Шрифт:
Интервал:
Закладка:
Ловушка для трудящихся
М. Вебер ввел в обиход понятие «историческая ловушка». Так он назвал состояние правящей верхушки царской России – систему ошибочных решений, которая преобразуется в цепочку порочных кругов, не поддающихся мягкому разрыву. Но в такие ловушки попадают не только правители и сообщество государственных чиновников, но и большие общности – целые народы и общества.
Такой ловушкой для советского народа и общества стала перестройка. В несколько ловушек, из которых не удалось выбраться, советское общество по частям заманивали и правители, и подчиненные им СМИ и номенклатура, и авторитетные обществоведы и элитарная гуманитарная и художественная интеллигенция.
Важный тезис в их интеллектуальной антисоветской операции состоял в том, что советская экономика невыгодна для трудящихся. Начиная с 1960-х гг. в нашей «полуподпольной» общественной мысли укрепилась, как нечто очевидное, идея, что государство эксплуатирует рабочих, изымая их прибавочный продукт. Отсюда вывод: сохранять советский строй – не в интересах рабочих. Этот строй – хуже «цивилизованного» капитализма. Эту мысль и стали интенсивно внушать самим рабочим.
Академик АН СССР и затем РАН, академик-секретарь отделения экономики РАН С.С. Шаталин так представлял отношение государства к рабочим в СССР: «Нужно снять абсолютно замшелый тезис об эксплуатации человека. Что лучше: эксплуатация человека человеком или сверхэксплуатация человека государством? Мы говорим об отчуждении человека от продукта труда. Но когда вы работаете на частного предпринимателя, вы практически не отчуждены от него. В нашем же государстве мы абсолютно отчуждены от продуктов труда» [269, с. 11][50].
Так же рассуждает член-корреспондент АН СССР, заместитель председателя Комитета Верховного Совета по экономической реформе П.Г. Бунич: «Почему же мы отбирали у работника стоимость его прибавочного продукта? Конечно, не Сталин, не Брежнев эксплуатировали. Ведь понятие “казна” было и раньше. Эксплуатировала не только частная собственность, но и казенная. Правда, нигде и никогда не было такой казенной собственности, чтобы она подчинила себе… всю страну. Это наше “достижение”. И мы не увидим здесь конкретного эксплуататора с алчной физиономией, с жадными и трясущимися руками. Все присваивает система в целом: она и проваливает, и пропивает. Она закладывает долгострои и грандиозные стройки века. Это те же египетские пирамиды. Они почти ничего не дали, кроме убытков и разорения. Это самый страшный эксплуататор – безликая и бездарная казенная система» [270, с. 286–287][51].

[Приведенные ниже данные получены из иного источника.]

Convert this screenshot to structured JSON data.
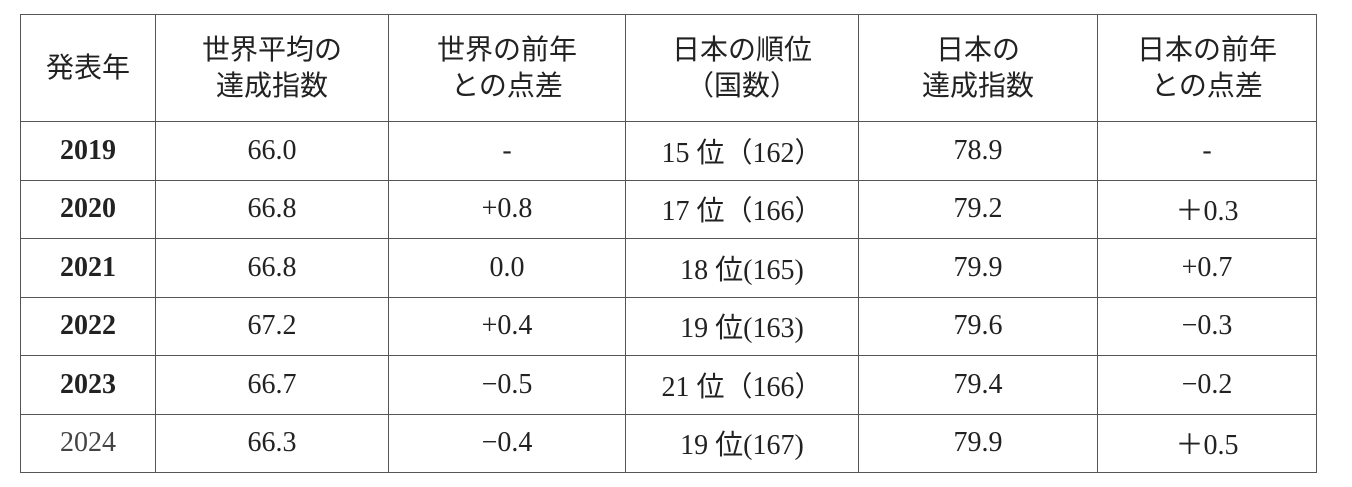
{
  "table": {
    "header": [
      [
        "発表年"
      ],
      [
        "世界平均の",
        "達成指数"
      ],
      [
        "世界の前年",
        "との点差"
      ],
      [
        "日本の順位",
        "（国数）"
      ],
      [
        "日本の",
        "達成指数"
      ],
      [
        "日本の前年",
        "との点差"
      ]
    ],
    "rows": [
      [
        "2019",
        "66.0",
        "-",
        "15 位（162）",
        "78.9",
        "-"
      ],
      [
        "2020",
        "66.8",
        "+0.8",
        "17 位（166）",
        "79.2",
        "＋0.3"
      ],
      [
        "2021",
        "66.8",
        "0.0",
        "18 位(165)",
        "79.9",
        "+0.7"
      ],
      [
        "2022",
        "67.2",
        "+0.4",
        "19 位(163)",
        "79.6",
        "−0.3"
      ],
      [
        "2023",
        "66.7",
        "−0.5",
        "21 位（166）",
        "79.4",
        "−0.2"
      ],
      [
        "2024",
        "66.3",
        "−0.4",
        "19 位(167)",
        "79.9",
        "＋0.5"
      ]
    ]
  }
}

Странно было слышать такие рассуждения от экономистов высшего ранга. Что значит, что «в нашем государстве мы абсолютно отчуждены от продуктов труда»? В СССР мы были абсолютно отчуждены от электричества, а после приватизации Саяно-Шушенской ГЭС стали «практически не отчуждены от него»? Ведь это не просто идеологическая манипуляция, но и отход от норм логики. Но когда уважаемые ученые говорят людям, что им недоплачивают, эта заноза вызывает воспаление.
Сам академик С.С. Шаталин был видным экспертом при разработке программ экономического развития, принимал должности, ордена и Государственную премию – он нес свою долю ответственности за эти программы. Но сменилась политическая конъюнктура, и он так характеризует результаты своей работы: «Вся беда в том, что, как образно и точно сказал Николай Шмелев, в своей экономике мы построили сумасшедший дом и живем по законам сумасшедшего дома» [269, с. 8]. Но если руководитель интеллектуального сообщества признает, что они в экономике «построили сумасшедший дом», как можно уйти от объяснений, от анализа ошибок. Но ничего этого не было, а были новые очень сомнительные программы и новые высокие назначения. Вся система рассуждений и действий подобных академиков – существенный фактор системного кризиса России. В этой идеологической работе активисты из видных ученых совершили важные ошибки или подлоги.
Как главный источник страданий советского человека в среде интеллектуалов было взято отчуждение от собственности и власти, якобы поскольку и то, и другое узурпировано номенклатурой. Каковы же были и остаются для обществоведов основания, чтобы сделать отчуждение чуть ли не главной категорией для квалификации общественного строя? Представление отчуждения как таинственной сущности (и даже субстанции), объясняющей природу советского строя, опирается на раннего Маркса, который выводил из этой сущности свою концепцию грубого (уравнительного, «казарменного») коммунизма. Обратимся к тем положениям К. Маркса, которые взяли за основу ведущие философы и социологи.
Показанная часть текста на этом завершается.